Полученное масло Z-Phe-Leu-Arg растворить в 3 л этилового спирта, так чтобы объем раствора стал 6 л. Перенисти раствор в реактор гидрирования. Добавляем 50 г палладия на угле суспендированного в 1,5 л воды. Перед гидрированием реактор продуть азотом. Нагнетаем водород до 2 кгс/см2 и включаем циркуляционный насос. За счет циркуляции идет разогрев, поддерживаем температуру не выше 43°С. Отфильтровать катализатор, реактор промыть 2 л дистиллированной воды, затем этой же водой промываем катализатор на фильтре. Фильтрат упарить на роторном испарителе при 43°С в вакууме мембранного насоса. Полученный H-Phe-Leu-Arg растворить в 3 л DMF (примерно 0,6 моль на кг раствора), далее используем раствор при сшивке белка.

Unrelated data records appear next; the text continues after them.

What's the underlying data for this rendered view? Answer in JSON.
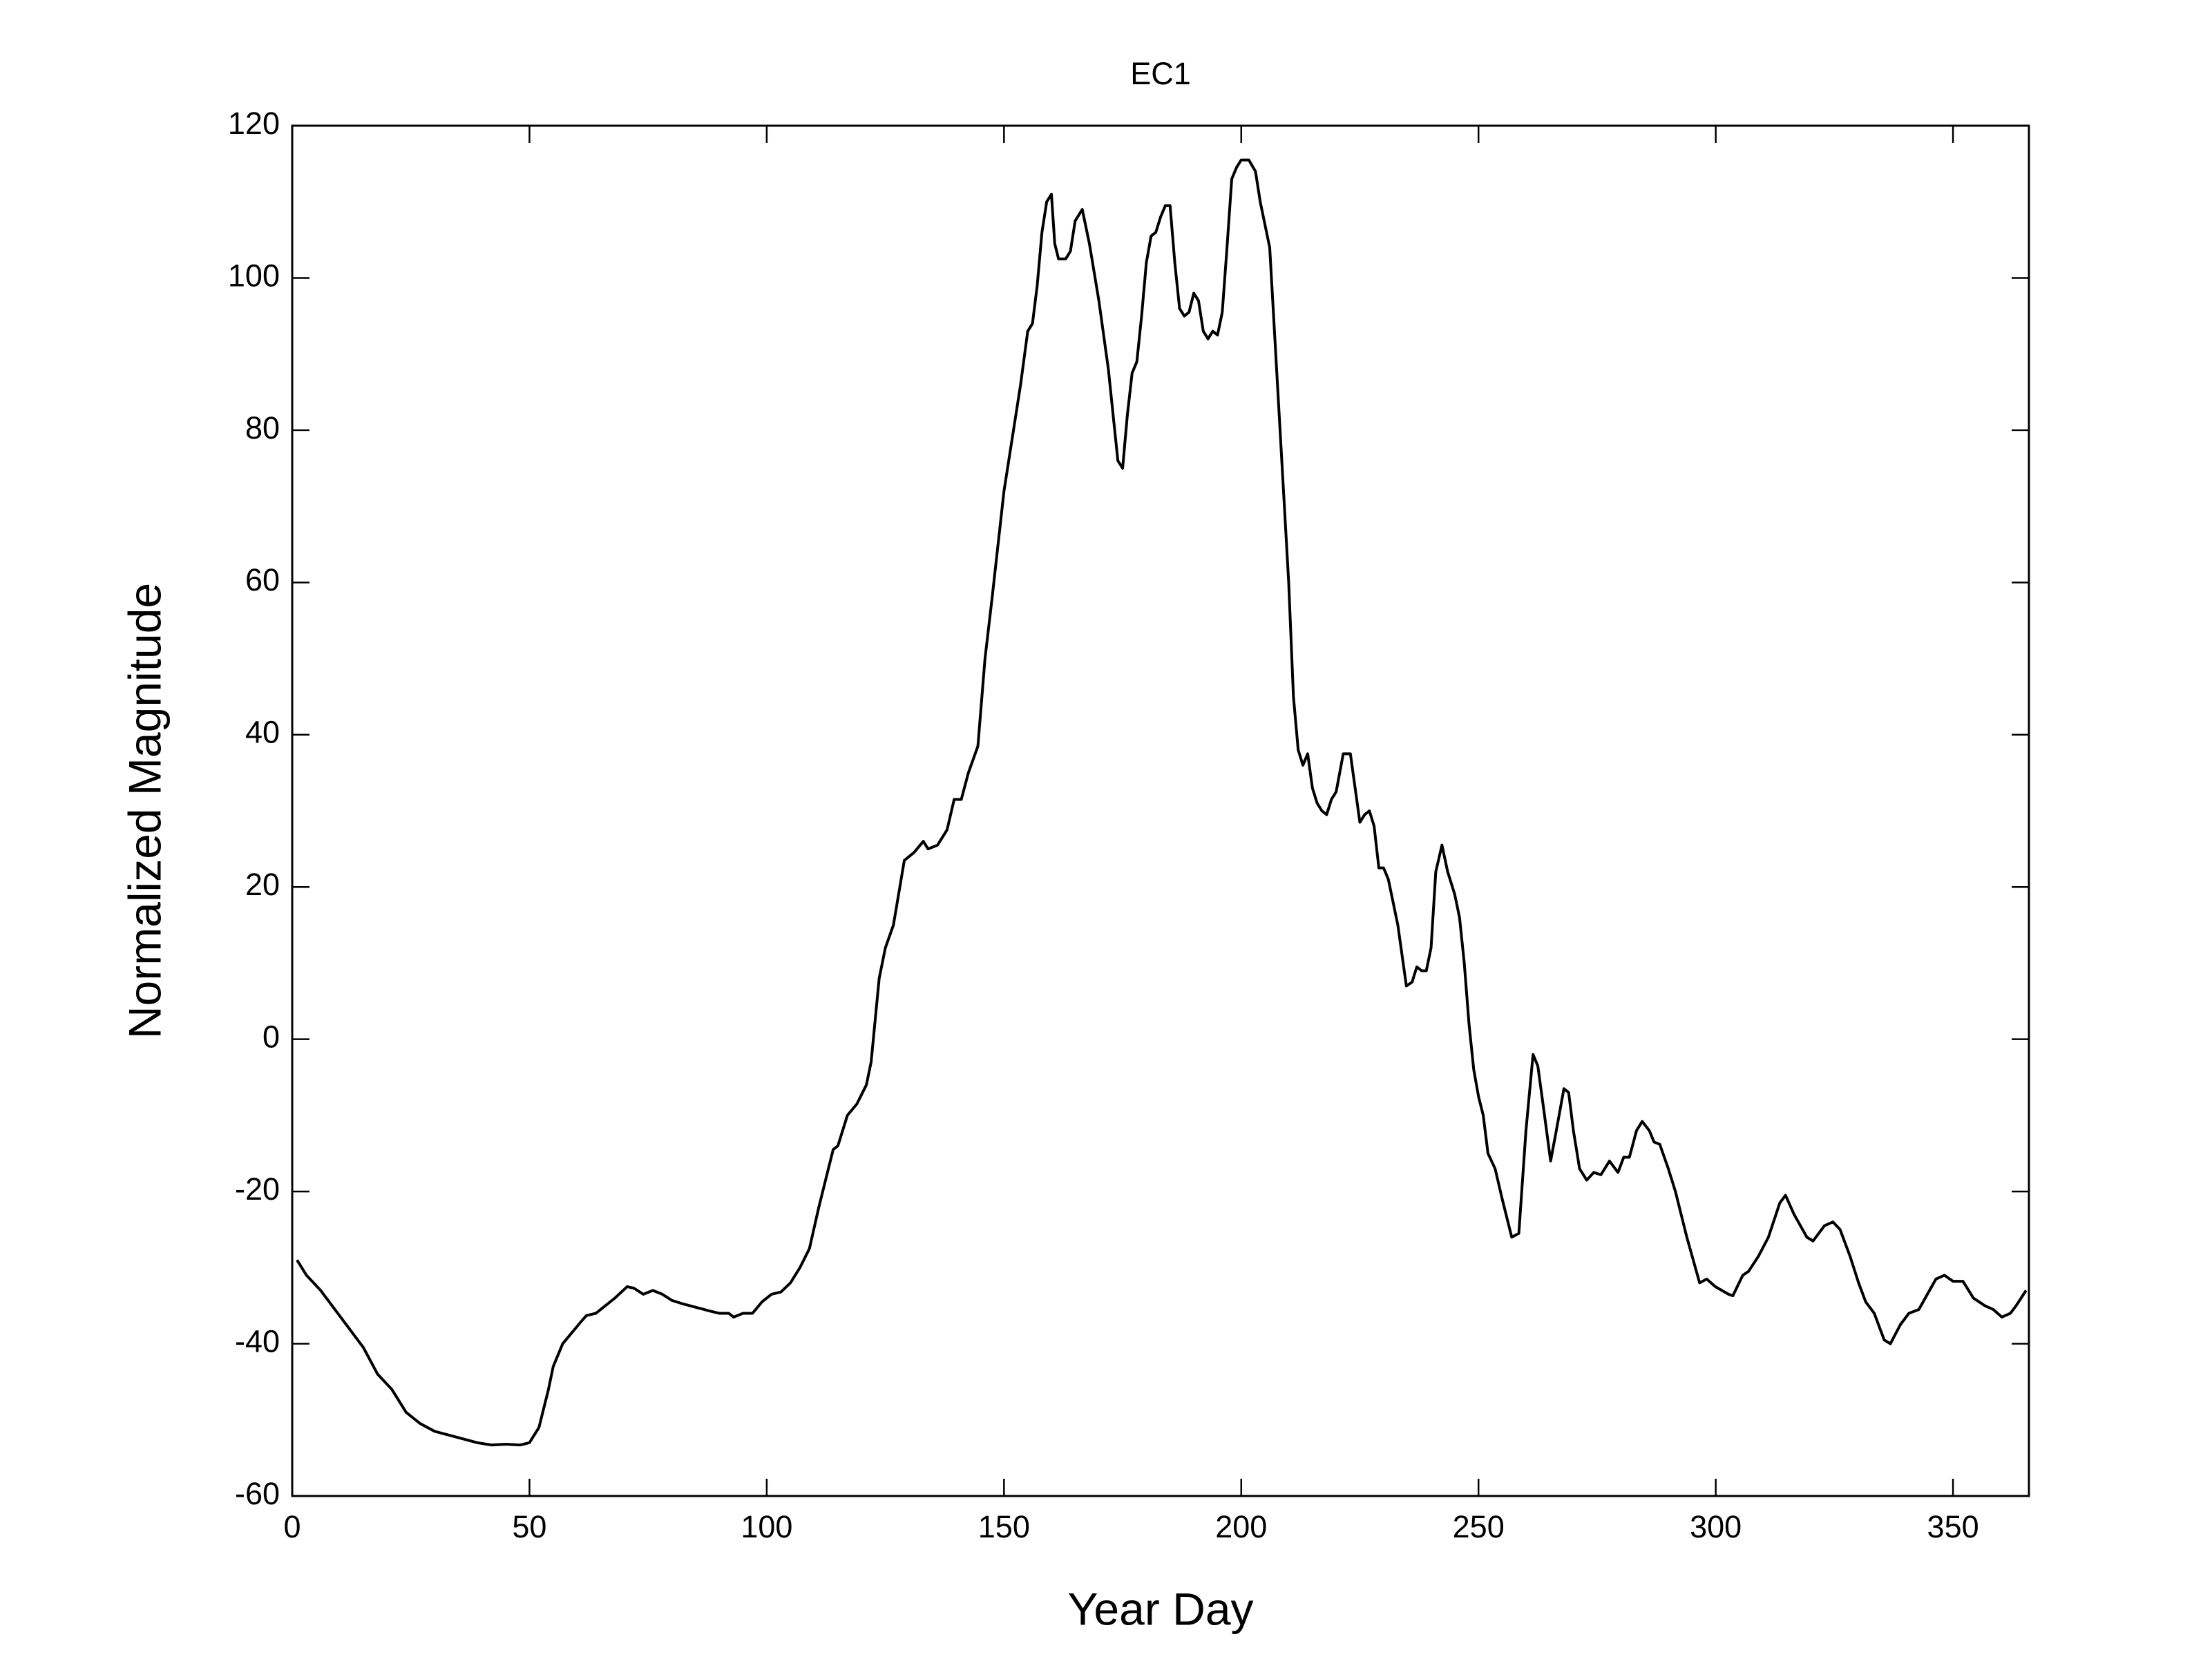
{
  "chart_data": {
    "type": "line",
    "title": "EC1",
    "xlabel": "Year Day",
    "ylabel": "Normalized Magnitude",
    "x": [
      1,
      3,
      6,
      9,
      12,
      15,
      18,
      21,
      24,
      27,
      30,
      33,
      36,
      39,
      42,
      45,
      48,
      50,
      52,
      54,
      55,
      57,
      59,
      61,
      62,
      64,
      66,
      68,
      70.6,
      72,
      74,
      76,
      78,
      80,
      82,
      85,
      88,
      90,
      92,
      93,
      95,
      97,
      99,
      101,
      103,
      105,
      107,
      109,
      111,
      113,
      114,
      115,
      117,
      119,
      121,
      122,
      123.7,
      125,
      126.7,
      129,
      131,
      133,
      134,
      136,
      138,
      139.5,
      141,
      142.5,
      144.5,
      146,
      147.5,
      150,
      152,
      153.5,
      155,
      156,
      157,
      158,
      159,
      160,
      160.7,
      161.5,
      163,
      164,
      165,
      166.5,
      168,
      170,
      172,
      174,
      175,
      176,
      177,
      178,
      179,
      180,
      181,
      182,
      183,
      184,
      185,
      186,
      187,
      188,
      189,
      190,
      191,
      192,
      193,
      194,
      195,
      196,
      197,
      198,
      199,
      200,
      201.6,
      203,
      204,
      206,
      208,
      210,
      211,
      212,
      213,
      214,
      215,
      216,
      217,
      218,
      219,
      220,
      221.5,
      223,
      224,
      225,
      226,
      227,
      228,
      229,
      230,
      231,
      233,
      234.8,
      236,
      237,
      238,
      239,
      240,
      241,
      242.3,
      243.5,
      245,
      246,
      247,
      248,
      249,
      250,
      251,
      252,
      253.5,
      255,
      257,
      258.5,
      260,
      261.5,
      262.5,
      263.7,
      265.2,
      266.4,
      268,
      269,
      270,
      271.3,
      272.8,
      274.3,
      275.8,
      277.6,
      279.4,
      280.6,
      281.8,
      283.3,
      284.5,
      286,
      287,
      288.2,
      290,
      291.5,
      293.9,
      296.6,
      298.1,
      299.9,
      302.7,
      303.6,
      305.7,
      306.9,
      309,
      311.1,
      313.5,
      314.7,
      316.5,
      319.2,
      320.5,
      322.9,
      324.7,
      326.2,
      328.3,
      330.1,
      331.6,
      333.4,
      335.5,
      336.8,
      338.9,
      340.7,
      342.8,
      344.6,
      346.4,
      348.2,
      350,
      352.1,
      354.3,
      356.7,
      358.5,
      360.3,
      362.1,
      363.3,
      365.4
    ],
    "values": [
      -29,
      -31,
      -33,
      -35.5,
      -38,
      -40.5,
      -44,
      -46,
      -49,
      -50.5,
      -51.5,
      -52,
      -52.5,
      -53,
      -53.3,
      -53.2,
      -53.3,
      -53,
      -51,
      -46,
      -43,
      -40,
      -38.5,
      -37,
      -36.3,
      -36,
      -35,
      -34,
      -32.5,
      -32.7,
      -33.5,
      -33,
      -33.5,
      -34.3,
      -34.7,
      -35.2,
      -35.7,
      -36,
      -36,
      -36.5,
      -36,
      -36,
      -34.5,
      -33.5,
      -33.2,
      -32,
      -30,
      -27.5,
      -22,
      -17,
      -14.5,
      -14,
      -10,
      -8.5,
      -6,
      -3,
      8,
      12,
      15,
      23.5,
      24.5,
      26,
      25,
      25.5,
      27.5,
      31.5,
      31.5,
      35,
      38.5,
      50,
      58,
      72,
      80,
      86,
      93,
      94,
      99,
      106,
      110,
      111,
      104.5,
      102.5,
      102.5,
      103.5,
      107.5,
      109,
      104.5,
      97,
      88,
      76,
      75,
      82,
      87.5,
      89,
      95,
      102,
      105.5,
      106,
      108,
      109.5,
      109.5,
      102,
      96,
      95,
      95.5,
      98,
      97,
      93,
      92,
      93,
      92.5,
      95.5,
      104,
      113,
      114.5,
      115.5,
      115.5,
      114,
      110,
      104,
      82,
      60,
      45,
      38,
      36,
      37.5,
      33,
      31,
      30,
      29.5,
      31.5,
      32.5,
      37.5,
      37.5,
      33,
      28.5,
      29.5,
      30,
      28,
      22.5,
      22.5,
      21,
      15,
      7,
      7.5,
      9.5,
      9,
      9,
      12,
      22,
      25.5,
      22,
      19,
      16,
      10,
      2,
      -4,
      -7.5,
      -10,
      -15,
      -17,
      -21,
      -26,
      -25.5,
      -12,
      -2,
      -3.5,
      -9,
      -16,
      -12,
      -6.5,
      -7,
      -12,
      -17,
      -18.5,
      -17.5,
      -17.8,
      -16,
      -17.5,
      -15.5,
      -15.5,
      -12,
      -10.8,
      -12,
      -13.5,
      -13.8,
      -17,
      -20,
      -26,
      -32,
      -31.5,
      -32.5,
      -33.5,
      -33.7,
      -31,
      -30.5,
      -28.5,
      -26,
      -21.5,
      -20.5,
      -23,
      -26,
      -26.5,
      -24.5,
      -24,
      -25,
      -28.5,
      -32,
      -34.5,
      -36,
      -39.5,
      -40,
      -37.5,
      -36,
      -35.5,
      -33.5,
      -31.5,
      -31,
      -31.8,
      -31.8,
      -34,
      -35,
      -35.5,
      -36.5,
      -36,
      -35,
      -33
    ],
    "color": "#000000",
    "xlim": [
      0,
      366
    ],
    "xticks": [
      0,
      50,
      100,
      150,
      200,
      250,
      300,
      350
    ],
    "ylim": [
      -60,
      120
    ],
    "yticks": [
      -60,
      -40,
      -20,
      0,
      20,
      40,
      60,
      80,
      100,
      120
    ]
  }
}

Синтез Boc-Tyr(Boc)-Ala-Gly-ONP

907 г H-Gly(OBzl)*Tos растворить в 3 л DMF, довести рН 7,2-7,5N-метилморфолином. При охлаждении на водяной бане добавить раствор 773 г Boc-Ala-ONSu в 2 л DMF одной порцией. Т≤25°С. Убрать баню и перемешивать при комн. температуре. ТСХ контроль. DMF отогнать на роторном испарителе при 41°С в вакууме масляного насоса. Полученное масло растворить в 15 л этилацетата, перенести в стеклянный экстрактор, оборудованный мешалкой. Промыть органический слой 3 раза по 3 л воды. 200 мл насыщенного раствора Na2CO3 доводим до 3 л водой, промыть этим раствором органический слой, затем промыть еще 3 раза по 3 л воды. Приготовить раствор 6,5 мл 20% серной кислоты в 3 л воды, промыть органический слой этим раствором, затем промыть еще 3 раза по 3 л воды. При каждой отмывке добавить 0,5 л этилацетата. Этил ацетат упарить на роторном испарителе при 41°С в вакууме мембранного насоса.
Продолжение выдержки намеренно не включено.